I’ve gotten a handful of the Nigerian money-laundering scam emails over the past year, although it seems like I’m getting one or two a week now. I’m reminder of a story in Wired Magazine about some Netizen who decided to catch the scammers on film. Apparently this person had a lot of time to waste because they exchanged over 50 emails. Read the Wired synopsis now for some quick entertainment, and read the full story when you’re really bored (and don’t mind a dirty sense of humor).
But spam is a not-so-funny problem. I publish my email address pretty openly on my website, so I end up getting a lot of spam. I have been filtering email it for a couple of years with some home-made procmail recipes. I came up with a heuristic in 1999 that worked quite well:
- if the subject line happened to mention toner cartridges, it probably was spam.
- if my email address (or one of the mailing lists I subscribed to) was on the To: or Cc: line, it probably wasn’t spam.
- everything else was probably spam.
This heuristic worked pretty well, but had a few drawbacks. Most notably, when my friends would throw a big party and Bcc: me, the invitation would end up in my possible-spam folder.
In addition, spammers started getting more intelligent. Beginning around 2001, they started sending individual spam messages that were actually addressed directly to me! So my underlying heuristic was starting to fail me.
To solve the “Bcc” and “unknown sender” problem, I came up with a new plan. I was going to load my addressbook into a DBM hash and add a procmail rule that classified anything that came from this list of approved senders as guaranteed non-spam, and anything from someone unknown as likely spam. Then, I would add people to the DBM hash one-by-one when I confirmed that they were an actual friend of mine.
I was about to get started on this project but I hadn’t found the time to do it.
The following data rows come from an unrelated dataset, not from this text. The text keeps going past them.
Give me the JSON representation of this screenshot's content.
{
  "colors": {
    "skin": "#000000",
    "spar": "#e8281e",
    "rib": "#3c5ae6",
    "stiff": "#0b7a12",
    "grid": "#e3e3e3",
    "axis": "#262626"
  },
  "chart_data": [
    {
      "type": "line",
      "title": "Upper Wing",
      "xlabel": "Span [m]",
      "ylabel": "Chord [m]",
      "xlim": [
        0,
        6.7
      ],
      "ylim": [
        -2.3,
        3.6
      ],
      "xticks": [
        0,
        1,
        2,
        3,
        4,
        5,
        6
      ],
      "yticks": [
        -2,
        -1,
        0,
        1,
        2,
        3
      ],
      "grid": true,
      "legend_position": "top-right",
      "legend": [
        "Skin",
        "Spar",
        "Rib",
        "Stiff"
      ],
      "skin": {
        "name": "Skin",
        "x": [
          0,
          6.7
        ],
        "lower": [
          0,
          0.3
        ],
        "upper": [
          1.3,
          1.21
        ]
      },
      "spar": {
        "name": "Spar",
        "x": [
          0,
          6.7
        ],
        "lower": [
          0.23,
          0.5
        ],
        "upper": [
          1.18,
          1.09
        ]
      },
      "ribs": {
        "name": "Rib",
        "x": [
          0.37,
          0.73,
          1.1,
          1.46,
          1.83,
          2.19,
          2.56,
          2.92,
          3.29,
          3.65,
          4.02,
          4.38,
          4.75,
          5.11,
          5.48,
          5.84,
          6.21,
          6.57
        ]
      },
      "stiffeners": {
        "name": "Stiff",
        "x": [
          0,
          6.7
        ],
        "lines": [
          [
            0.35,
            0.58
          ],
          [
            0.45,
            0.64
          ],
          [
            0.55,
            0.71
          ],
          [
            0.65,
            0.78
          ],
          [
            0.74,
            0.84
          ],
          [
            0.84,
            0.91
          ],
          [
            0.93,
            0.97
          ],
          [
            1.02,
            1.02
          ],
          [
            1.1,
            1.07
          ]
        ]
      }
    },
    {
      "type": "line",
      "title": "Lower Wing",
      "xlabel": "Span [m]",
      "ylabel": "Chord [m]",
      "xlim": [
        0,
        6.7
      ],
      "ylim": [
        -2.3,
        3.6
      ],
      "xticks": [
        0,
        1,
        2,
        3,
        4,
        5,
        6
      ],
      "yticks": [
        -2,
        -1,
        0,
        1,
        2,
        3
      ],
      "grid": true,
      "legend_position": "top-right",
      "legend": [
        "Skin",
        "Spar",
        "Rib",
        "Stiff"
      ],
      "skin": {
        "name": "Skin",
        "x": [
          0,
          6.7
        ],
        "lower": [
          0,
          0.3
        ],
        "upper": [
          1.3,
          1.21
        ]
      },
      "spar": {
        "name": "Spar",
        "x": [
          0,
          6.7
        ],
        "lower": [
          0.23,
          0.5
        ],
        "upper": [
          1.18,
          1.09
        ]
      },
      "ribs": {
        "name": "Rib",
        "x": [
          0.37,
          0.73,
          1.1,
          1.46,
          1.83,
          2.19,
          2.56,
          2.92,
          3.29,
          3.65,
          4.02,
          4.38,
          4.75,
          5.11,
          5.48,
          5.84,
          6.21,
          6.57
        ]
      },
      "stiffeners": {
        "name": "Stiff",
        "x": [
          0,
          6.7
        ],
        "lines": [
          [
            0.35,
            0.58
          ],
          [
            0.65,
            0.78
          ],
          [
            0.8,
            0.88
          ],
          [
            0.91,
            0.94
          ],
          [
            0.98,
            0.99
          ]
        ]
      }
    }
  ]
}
It didn’t even occur to me to look for someone else’s software to solve my problem. (This is the problem with being a software engineer. You know how to solve problems like this, and it’s so easy to do, that you often start working on a solution without checking to see if anyone else has done it yet. We call it re-inventing the wheel).
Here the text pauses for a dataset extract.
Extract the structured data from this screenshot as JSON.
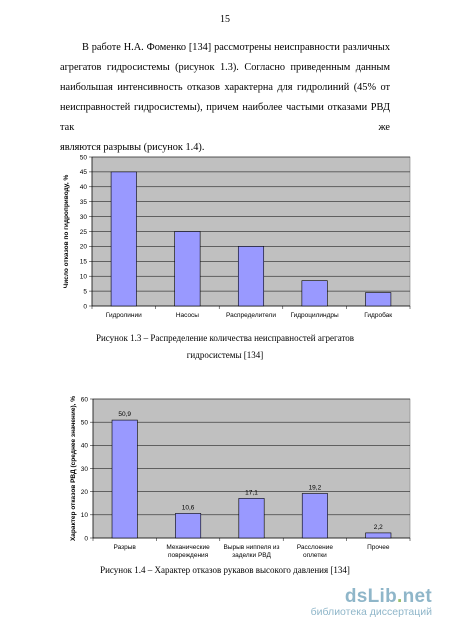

Luckily, before I could waste a whole bunch of my time, someone at work mentioned a nifty server-side spam filter called SpamAssassin. I took a look and installed it on my ISP. It’s not perfect, but it does a remarkable job of detecting spam, and it’s about 50 times better than anything I could’ve written.
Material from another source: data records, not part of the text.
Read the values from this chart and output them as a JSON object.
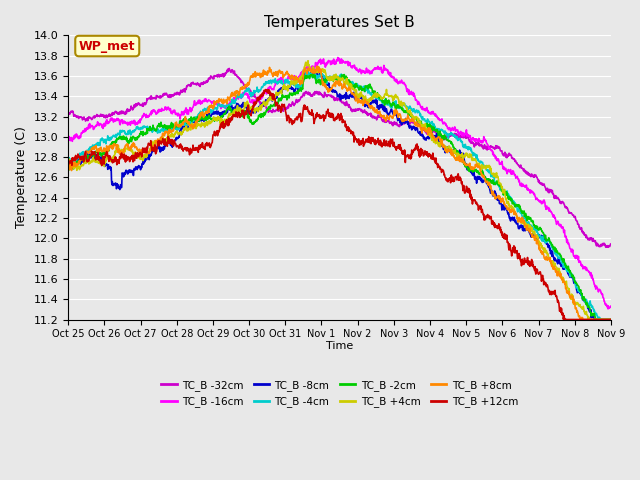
{
  "title": "Temperatures Set B",
  "xlabel": "Time",
  "ylabel": "Temperature (C)",
  "ylim": [
    11.2,
    14.0
  ],
  "yticks": [
    11.2,
    11.4,
    11.6,
    11.8,
    12.0,
    12.2,
    12.4,
    12.6,
    12.8,
    13.0,
    13.2,
    13.4,
    13.6,
    13.8,
    14.0
  ],
  "xtick_labels": [
    "Oct 25",
    "Oct 26",
    "Oct 27",
    "Oct 28",
    "Oct 29",
    "Oct 30",
    "Oct 31",
    "Nov 1",
    "Nov 2",
    "Nov 3",
    "Nov 4",
    "Nov 5",
    "Nov 6",
    "Nov 7",
    "Nov 8",
    "Nov 9"
  ],
  "n_points": 1440,
  "series": {
    "TC_B -32cm": {
      "color": "#CC00CC",
      "lw": 1.2
    },
    "TC_B -16cm": {
      "color": "#FF00FF",
      "lw": 1.2
    },
    "TC_B -8cm": {
      "color": "#0000CC",
      "lw": 1.2
    },
    "TC_B -4cm": {
      "color": "#00CCCC",
      "lw": 1.2
    },
    "TC_B -2cm": {
      "color": "#00CC00",
      "lw": 1.2
    },
    "TC_B +4cm": {
      "color": "#CCCC00",
      "lw": 1.2
    },
    "TC_B +8cm": {
      "color": "#FF8800",
      "lw": 1.2
    },
    "TC_B +12cm": {
      "color": "#CC0000",
      "lw": 1.2
    }
  },
  "annotation_text": "WP_met",
  "annotation_color": "#CC0000",
  "annotation_bg": "#FFFFCC",
  "bg_color": "#E8E8E8",
  "plot_bg": "#E8E8E8"
}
SpamAssassin works well because it’s got a group of volunteers who are constantly updating a rules database that says what patterns in an email make it more (or less) likely to be a spam message. For example, if the email message mentions “herbal Viagra” or toner cartridges, it’s likely to be spam. It even has something called a whitelist, which matches my idea of allowing people in your addressbook to send you mail. But I’m not even using that feature, because the 2.4x series of SpamAssassin works well enough out-of-the-box.
Yahoo! has a completely different system that it uses for Yahoo! Mail. Instead of running pattern detection on the email (an effective but labor-intensive solution), our former Chief Scientist (who recently left Yahoo! for a job at Amazon.com) came up with an automated algorithm. Unfortunately, I can’t say much about Udi’s approach without giving away trade secrets, but you’ll be able to read the patent when it’s finally approved.
ISPs should take a long, serious look at providing SpamAssassin as a service to their users. It won’t catch every piece of spam, but it’s probably got the best ratio of low sysadmin effort yielding a high quantity of spam detection.